Was it this that made you decide to revive the play?

That was definitely part of the reason. Arts and information work so well together to break down difficult issues without an agenda, and to allow people to take stories away and create their own from them. This play felt like a real opportunity to do that. The time period is really inspiring – we’re taking advantage of multimedia, graphic design and the street art of the 80s to bring people into the world. And the themes of truth, love and humanity are so important and relatable and told in such a well-rounded and witty way. It’s a story that everyone can be a part of.

It’s ambitious of you to put on a play like this at the Edinburgh Fringe – it’s not a comedy, it’s not a one-person show – can you say something about this? What motivated you to choose this play?

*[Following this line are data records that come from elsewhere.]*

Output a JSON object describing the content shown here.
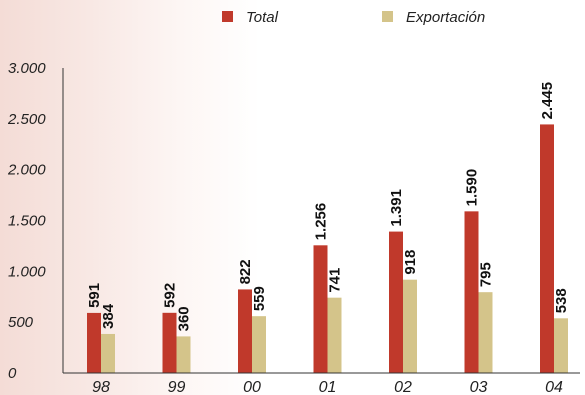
{
  "chart_data": {
    "type": "bar",
    "categories": [
      "98",
      "99",
      "00",
      "01",
      "02",
      "03",
      "04"
    ],
    "series": [
      {
        "name": "Total",
        "color": "#c0392b",
        "values": [
          591,
          592,
          822,
          1256,
          1391,
          1590,
          2445
        ],
        "labels": [
          "591",
          "592",
          "822",
          "1.256",
          "1.391",
          "1.590",
          "2.445"
        ]
      },
      {
        "name": "Exportación",
        "color": "#d4c48a",
        "values": [
          384,
          360,
          559,
          741,
          918,
          795,
          538
        ],
        "labels": [
          "384",
          "360",
          "559",
          "741",
          "918",
          "795",
          "538"
        ]
      }
    ],
    "ylim": [
      0,
      3000
    ],
    "yticks": [
      0,
      500,
      1000,
      1500,
      2000,
      2500,
      3000
    ],
    "ytick_labels": [
      "0",
      "500",
      "1.000",
      "1.500",
      "2.000",
      "2.500",
      "3.000"
    ],
    "grid": false,
    "legend_position": "top"
  }
}
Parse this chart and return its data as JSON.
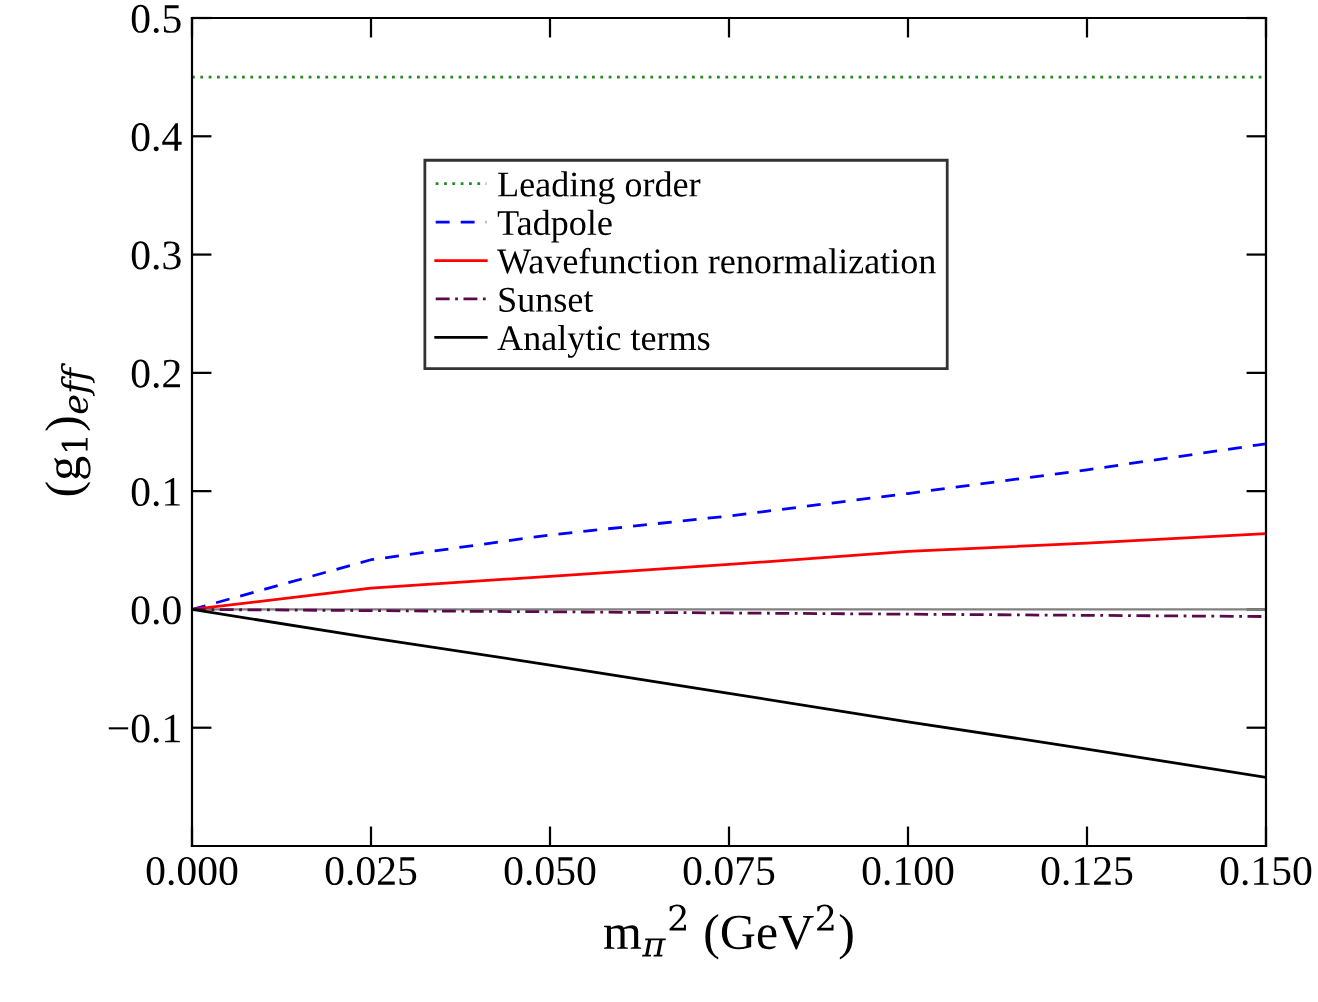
{
  "chart_data": {
    "type": "line",
    "xlabel": "m$_{π}$$^{2}$ (GeV$^{2}$)",
    "ylabel": "(g$_{1}$)$_{eff}$",
    "x": [
      0,
      0.025,
      0.05,
      0.075,
      0.1,
      0.125,
      0.15
    ],
    "series": [
      {
        "name": "Leading order",
        "color": "#228b22",
        "line_style": "dotted",
        "values": [
          0.45,
          0.45,
          0.45,
          0.45,
          0.45,
          0.45,
          0.45
        ]
      },
      {
        "name": "Tadpole",
        "color": "#0000ff",
        "line_style": "dashed",
        "values": [
          0,
          0.042,
          0.063,
          0.079,
          0.098,
          0.118,
          0.14
        ]
      },
      {
        "name": "Wavefunction renormalization",
        "color": "#ff0000",
        "line_style": "solid",
        "values": [
          0,
          0.018,
          0.028,
          0.038,
          0.049,
          0.056,
          0.064
        ]
      },
      {
        "name": "Sunset",
        "color": "#5a0a4a",
        "line_style": "dashdot",
        "values": [
          0,
          -0.001,
          -0.002,
          -0.003,
          -0.004,
          -0.005,
          -0.006
        ]
      },
      {
        "name": "Analytic terms",
        "color": "#000000",
        "line_style": "solid",
        "values": [
          0,
          -0.024,
          -0.047,
          -0.071,
          -0.095,
          -0.118,
          -0.142
        ]
      }
    ],
    "xlim": [
      0,
      0.15
    ],
    "xticks": [
      {
        "value": 0,
        "label": "0.000"
      },
      {
        "value": 0.025,
        "label": "0.025"
      },
      {
        "value": 0.05,
        "label": "0.050"
      },
      {
        "value": 0.075,
        "label": "0.075"
      },
      {
        "value": 0.1,
        "label": "0.100"
      },
      {
        "value": 0.125,
        "label": "0.125"
      },
      {
        "value": 0.15,
        "label": "0.150"
      }
    ],
    "ylim": [
      -0.2,
      0.5
    ],
    "yticks": [
      {
        "value": -0.1,
        "label": "−0.1"
      },
      {
        "value": 0,
        "label": "0.0"
      },
      0.1,
      0.2,
      0.3,
      0.4,
      0.5
    ],
    "ref_lines": [
      {
        "axis": "y",
        "value": 0,
        "color": "#808080"
      }
    ],
    "legend": "top",
    "grid": false
  }
}
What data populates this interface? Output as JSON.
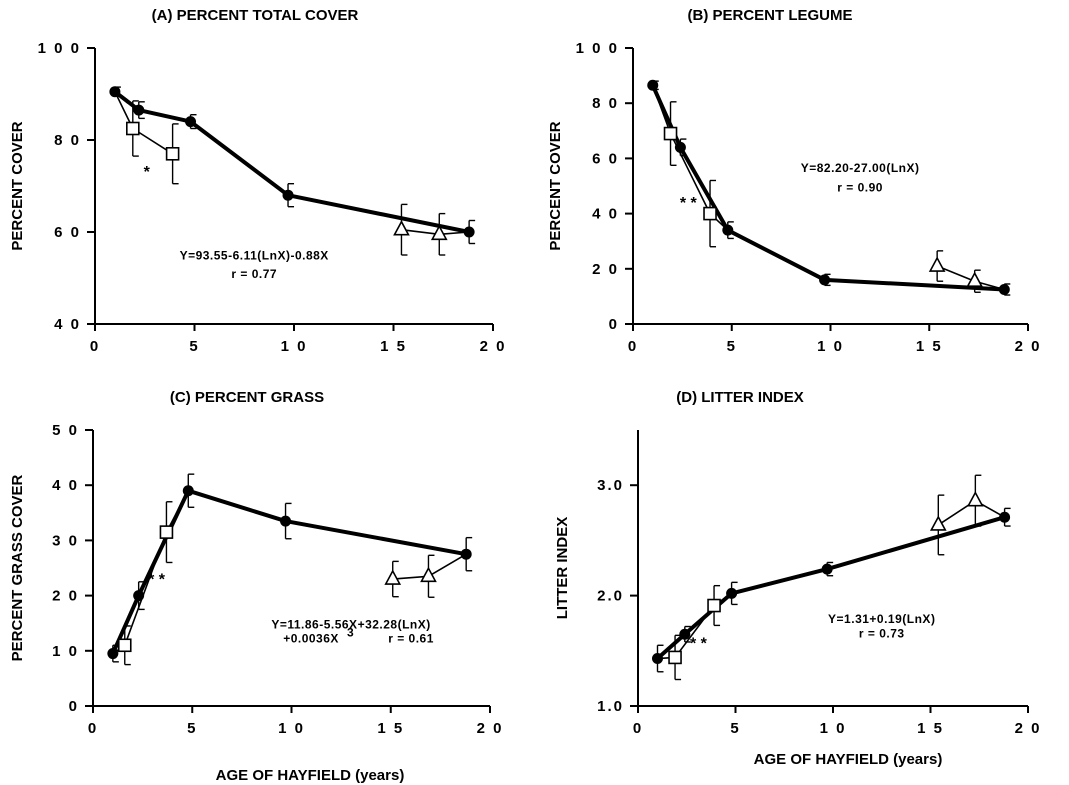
{
  "figure": {
    "shared_xlabel": "AGE OF HAYFIELD (years)"
  },
  "chart_data": [
    {
      "id": "A",
      "type": "line",
      "title": "(A) PERCENT TOTAL COVER",
      "ylabel": "PERCENT COVER",
      "xlabel": "",
      "xlim": [
        0,
        20
      ],
      "ylim": [
        40,
        100
      ],
      "xticks": [
        0,
        5,
        10,
        15,
        20
      ],
      "xtick_labels": [
        "0",
        "5",
        "1 0",
        "1 5",
        "2 0"
      ],
      "yticks": [
        40,
        60,
        80,
        100
      ],
      "ytick_labels": [
        "4 0",
        "6 0",
        "8 0",
        "1 0 0"
      ],
      "series": [
        {
          "marker": "filled-circle",
          "line": "thick",
          "points": [
            {
              "x": 1,
              "y": 90.5,
              "err": 1
            },
            {
              "x": 2.2,
              "y": 86.5,
              "err": 1.8
            },
            {
              "x": 4.8,
              "y": 84,
              "err": 1.5
            },
            {
              "x": 9.7,
              "y": 68,
              "err": 2.5
            },
            {
              "x": 18.8,
              "y": 60,
              "err": 2.5
            }
          ]
        },
        {
          "marker": "open-square",
          "line": "thin",
          "points": [
            {
              "x": 1,
              "y": 90.5,
              "err": 0
            },
            {
              "x": 1.9,
              "y": 82.5,
              "err": 6
            },
            {
              "x": 3.9,
              "y": 77,
              "err": 6.5
            }
          ]
        },
        {
          "marker": "open-triangle",
          "line": "thin",
          "points": [
            {
              "x": 15.4,
              "y": 60.5,
              "err": 5.5
            },
            {
              "x": 17.3,
              "y": 59.5,
              "err": 4.5
            },
            {
              "x": 18.8,
              "y": 60,
              "err": 0
            }
          ]
        }
      ],
      "annotations": {
        "equation_line1": "Y=93.55-6.11(LnX)-0.88X",
        "equation_line2": "r = 0.77",
        "eq_x": 8,
        "eq_y1": 54,
        "eq_y2": 50,
        "significance": "*",
        "sig_x": 2.6,
        "sig_y": 72
      }
    },
    {
      "id": "B",
      "type": "line",
      "title": "(B) PERCENT LEGUME",
      "ylabel": "PERCENT COVER",
      "xlabel": "",
      "xlim": [
        0,
        20
      ],
      "ylim": [
        0,
        100
      ],
      "xticks": [
        0,
        5,
        10,
        15,
        20
      ],
      "xtick_labels": [
        "0",
        "5",
        "1 0",
        "1 5",
        "2 0"
      ],
      "yticks": [
        0,
        20,
        40,
        60,
        80,
        100
      ],
      "ytick_labels": [
        "0",
        "2 0",
        "4 0",
        "6 0",
        "8 0",
        "1 0 0"
      ],
      "series": [
        {
          "marker": "filled-circle",
          "line": "thick",
          "points": [
            {
              "x": 1,
              "y": 86.5,
              "err": 1.5
            },
            {
              "x": 2.4,
              "y": 64,
              "err": 3
            },
            {
              "x": 4.8,
              "y": 34,
              "err": 3
            },
            {
              "x": 9.7,
              "y": 16,
              "err": 2
            },
            {
              "x": 18.8,
              "y": 12.5,
              "err": 2
            }
          ]
        },
        {
          "marker": "open-square",
          "line": "thin",
          "points": [
            {
              "x": 1,
              "y": 86.5,
              "err": 0
            },
            {
              "x": 1.9,
              "y": 69,
              "err": 11.5
            },
            {
              "x": 3.9,
              "y": 40,
              "err": 12
            },
            {
              "x": 4.8,
              "y": 34,
              "err": 0
            }
          ]
        },
        {
          "marker": "open-triangle",
          "line": "thin",
          "points": [
            {
              "x": 15.4,
              "y": 21,
              "err": 5.5
            },
            {
              "x": 17.3,
              "y": 15.5,
              "err": 4
            },
            {
              "x": 18.8,
              "y": 12.5,
              "err": 0
            }
          ]
        }
      ],
      "annotations": {
        "equation_line1": "Y=82.20-27.00(LnX)",
        "equation_line2": "r = 0.90",
        "eq_x": 11.5,
        "eq_y1": 55,
        "eq_y2": 48,
        "significance": "* *",
        "sig_x": 2.8,
        "sig_y": 42
      }
    },
    {
      "id": "C",
      "type": "line",
      "title": "(C) PERCENT GRASS",
      "ylabel": "PERCENT GRASS COVER",
      "xlabel": "",
      "xlim": [
        0,
        20
      ],
      "ylim": [
        0,
        50
      ],
      "xticks": [
        0,
        5,
        10,
        15,
        20
      ],
      "xtick_labels": [
        "0",
        "5",
        "1 0",
        "1 5",
        "2 0"
      ],
      "yticks": [
        0,
        10,
        20,
        30,
        40,
        50
      ],
      "ytick_labels": [
        "0",
        "1 0",
        "2 0",
        "3 0",
        "4 0",
        "5 0"
      ],
      "series": [
        {
          "marker": "filled-circle",
          "line": "thick",
          "points": [
            {
              "x": 1,
              "y": 9.5,
              "err": 1.5
            },
            {
              "x": 2.3,
              "y": 20,
              "err": 2.5
            },
            {
              "x": 4.8,
              "y": 39,
              "err": 3
            },
            {
              "x": 9.7,
              "y": 33.5,
              "err": 3.2
            },
            {
              "x": 18.8,
              "y": 27.5,
              "err": 3
            }
          ]
        },
        {
          "marker": "open-square",
          "line": "thin",
          "points": [
            {
              "x": 1,
              "y": 9.5,
              "err": 0
            },
            {
              "x": 1.6,
              "y": 11,
              "err": 3.5
            },
            {
              "x": 3.7,
              "y": 31.5,
              "err": 5.5
            },
            {
              "x": 4.8,
              "y": 39,
              "err": 0
            }
          ]
        },
        {
          "marker": "open-triangle",
          "line": "thin",
          "points": [
            {
              "x": 15.1,
              "y": 23,
              "err": 3.2
            },
            {
              "x": 16.9,
              "y": 23.5,
              "err": 3.8
            },
            {
              "x": 18.8,
              "y": 27.5,
              "err": 0
            }
          ]
        }
      ],
      "annotations": {
        "equation_line1": "Y=11.86-5.56X+32.28(LnX)",
        "equation_line2": "+0.0036X",
        "equation_sup": "3",
        "equation_line3": "r = 0.61",
        "eq_x": 13,
        "eq_y1": 14,
        "eq_y2": 11.5,
        "significance": "* *",
        "sig_x": 3.2,
        "sig_y": 22
      }
    },
    {
      "id": "D",
      "type": "line",
      "title": "(D) LITTER INDEX",
      "ylabel": "LITTER INDEX",
      "xlabel": "",
      "xlim": [
        0,
        20
      ],
      "ylim": [
        1.0,
        3.5
      ],
      "xticks": [
        0,
        5,
        10,
        15,
        20
      ],
      "xtick_labels": [
        "0",
        "5",
        "1 0",
        "1 5",
        "2 0"
      ],
      "yticks": [
        1.0,
        2.0,
        3.0
      ],
      "ytick_labels": [
        "1.0",
        "2.0",
        "3.0"
      ],
      "series": [
        {
          "marker": "filled-circle",
          "line": "thick",
          "points": [
            {
              "x": 1,
              "y": 1.43,
              "err": 0.12
            },
            {
              "x": 2.4,
              "y": 1.65,
              "err": 0.07
            },
            {
              "x": 4.8,
              "y": 2.02,
              "err": 0.1
            },
            {
              "x": 9.7,
              "y": 2.24,
              "err": 0.06
            },
            {
              "x": 18.8,
              "y": 2.71,
              "err": 0.08
            }
          ]
        },
        {
          "marker": "open-square",
          "line": "thin",
          "points": [
            {
              "x": 1,
              "y": 1.43,
              "err": 0
            },
            {
              "x": 1.9,
              "y": 1.44,
              "err": 0.2
            },
            {
              "x": 3.9,
              "y": 1.91,
              "err": 0.18
            },
            {
              "x": 4.8,
              "y": 2.02,
              "err": 0
            }
          ]
        },
        {
          "marker": "open-triangle",
          "line": "thin",
          "points": [
            {
              "x": 15.4,
              "y": 2.64,
              "err": 0.27
            },
            {
              "x": 17.3,
              "y": 2.86,
              "err": 0.23
            },
            {
              "x": 18.8,
              "y": 2.71,
              "err": 0
            }
          ]
        }
      ],
      "annotations": {
        "equation_line1": "Y=1.31+0.19(LnX)",
        "equation_line2": "r = 0.73",
        "eq_x": 12.5,
        "eq_y1": 1.75,
        "eq_y2": 1.62,
        "significance": "* *",
        "sig_x": 3.1,
        "sig_y": 1.52
      }
    }
  ]
}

It was really the power of the story. Comedy, solo shows, whatever kind of art you’re making, is all about storytelling. It’s been a real challenge – we are committed to paying our artists, and everybody on the show (with a cast of eight!) is being paid National Minimum Wage, so we are still fundraising so we can offer those opportunities to emerging artists. Bringing As Is to Edinburgh will expose the play to an intellectual, arts-loving audience from all over the world and all different demographics. In my experience of the Fringe, the audience is looking for a more challenging and stimulating theatre experience, to have their preconceptions and boundaries pushed so As Is’s message will be able to have a huge impact in this context.